MANAGED BY:
SENIN
27 SEPTEMBER
RADAR KALTARA | TARAKAN | BULUNGAN | NUNUKAN | MALINAU | KTT | KULINER | OLAHRAGA | ADV | KRIMINAL

KRIMINAL

Kamis, 27 Juni 2019 10:06
Banyak Ditemukan Luka di Tubuh Korban

TKP Rusak, Polisi Kesulitan Selidiki Tewasnya Anak Pemilik Hotel

BALIKPAPAN - Penyebab tewasnya Ferawati Ulrica Wijaya (sebelumnya Verawati), anak pemilik hotel bintang tiga di Jalan ARS Muhammad, Klandasan Ulu, Balikpapan, pada Senin (24/6), masih misteri.

Hingga kemarin, Polres Balikpapan belum menemukan petunjuk pasti penyebab korban jatuh dari lantai delapan hotel itu.

Kapolres Balikpapan AKBP Wiwin Firta melalui Kasat Reskrim AKP Makhfud Hidayat mengatakan, pihaknya masih menyelidiki kasus tewasnya perempuan berusia 30 tahun kelahiran Banjarmasin itu. Namun, penyidik mengalami kesulitan karena kondisi tempat kejadian perkara (TKP) telah dirusak karyawan hotel yang melakukan evakuasi. "Tim identifikasi yang turun kesulitan karena korban sudah dibawa ke rumah sakit. Dan barang-barang korban sudah dipindah-pindah," ujar Makhfud.

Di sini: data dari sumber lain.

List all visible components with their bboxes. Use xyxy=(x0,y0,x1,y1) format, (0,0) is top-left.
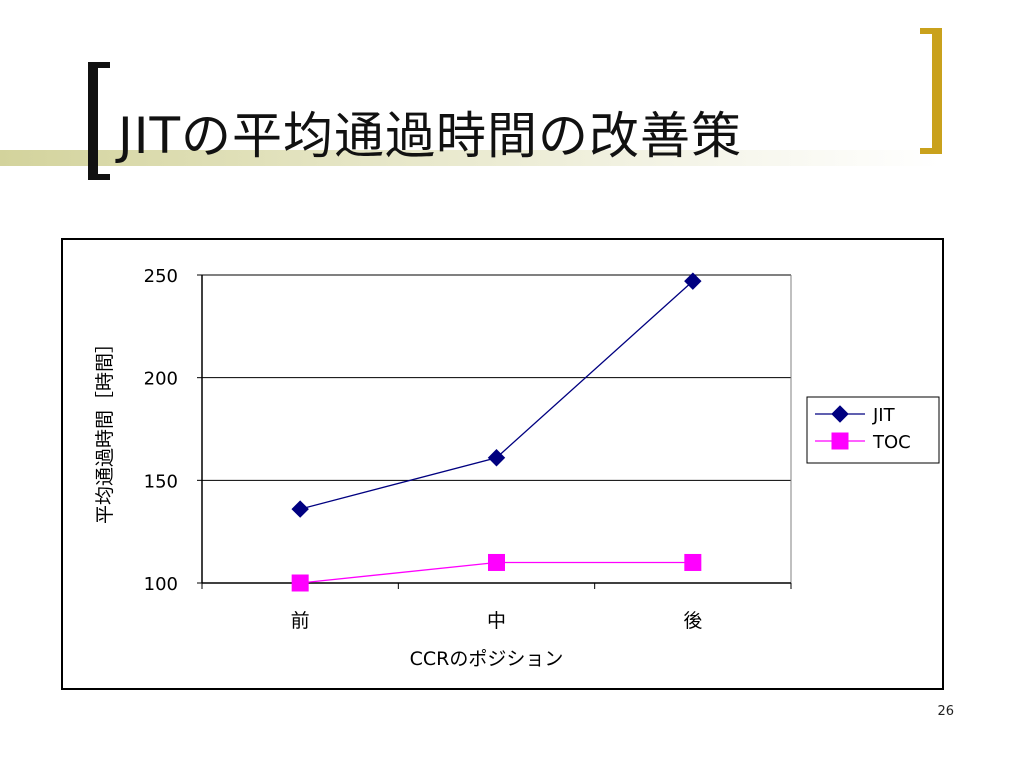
legend-label-jit: JIT xyxy=(872,405,896,426)
x-tick-label: 中 xyxy=(487,610,506,632)
x-tick-label: 前 xyxy=(291,610,310,632)
y-tick-label: 150 xyxy=(144,471,178,492)
series-line-jit xyxy=(300,280,694,510)
data-point-jit xyxy=(684,272,702,290)
title-bracket-left xyxy=(88,62,110,180)
y-tick-label: 200 xyxy=(144,369,178,390)
data-point-toc xyxy=(291,574,309,592)
x-tick-label: 後 xyxy=(683,610,702,632)
chart-frame: 100 150 200 250 前 中 後 CCRのポジション 平均通過時間［時間］ JIT TOC xyxy=(61,238,944,690)
y-tick-label: 100 xyxy=(144,574,178,595)
data-point-jit xyxy=(487,449,506,467)
y-axis-title: 平均通過時間［時間］ xyxy=(94,334,116,524)
x-axis-title: CCRのポジション xyxy=(410,648,564,670)
legend-marker-toc xyxy=(831,432,849,450)
slide-title: JITの平均通過時間の改善策 xyxy=(118,107,743,165)
y-tick-label: 250 xyxy=(144,266,178,287)
legend-marker-jit xyxy=(831,405,849,423)
line-chart: 100 150 200 250 前 中 後 CCRのポジション 平均通過時間［時間］ JIT TOC xyxy=(94,266,940,670)
page-number: 26 xyxy=(937,704,954,719)
legend-box xyxy=(806,396,940,464)
title-accent-bar xyxy=(0,150,940,166)
data-point-toc xyxy=(488,553,505,571)
legend-label-toc: TOC xyxy=(872,432,911,453)
data-point-toc xyxy=(684,553,702,571)
data-point-jit xyxy=(291,500,309,518)
title-bracket-right xyxy=(920,28,942,154)
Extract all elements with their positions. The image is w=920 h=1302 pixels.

Selain kondisi TKP yang telah rusak, penyidik kesulitan lantaran belum ada keterangan saksi yang melihat langsung bagaimana Fera -sapaan akrab Ferawati Ulrica Wijaya- jatuh. Makhfud menyebut sementara ada lima saksi yang diinterogasi. Tiga saksi merupakan karyawan hotel, dua adalah anggota keluarga. "Mereka sempat terlibat pencarian korban sebelum ditemukan tewas di atas dinding rumah," katanya.

Saksi pertama berinisial A. Merupakan pekerja yang mengurusi taman hotel. Pada pagi harinya (24/6) melihat korban sedang joging di sekitar hotel. Lalu naik ke lantai delapan. Saksi kedua dan ketiga berinisial L dan M. Karyawan hotel yang bertanya kepada A untuk mengetahui keberadaan korban. "Mereka mencari setelah diminta ibu dan kakak korban yang juga kami interogasi sebagai saksi," imbuh Makhfud.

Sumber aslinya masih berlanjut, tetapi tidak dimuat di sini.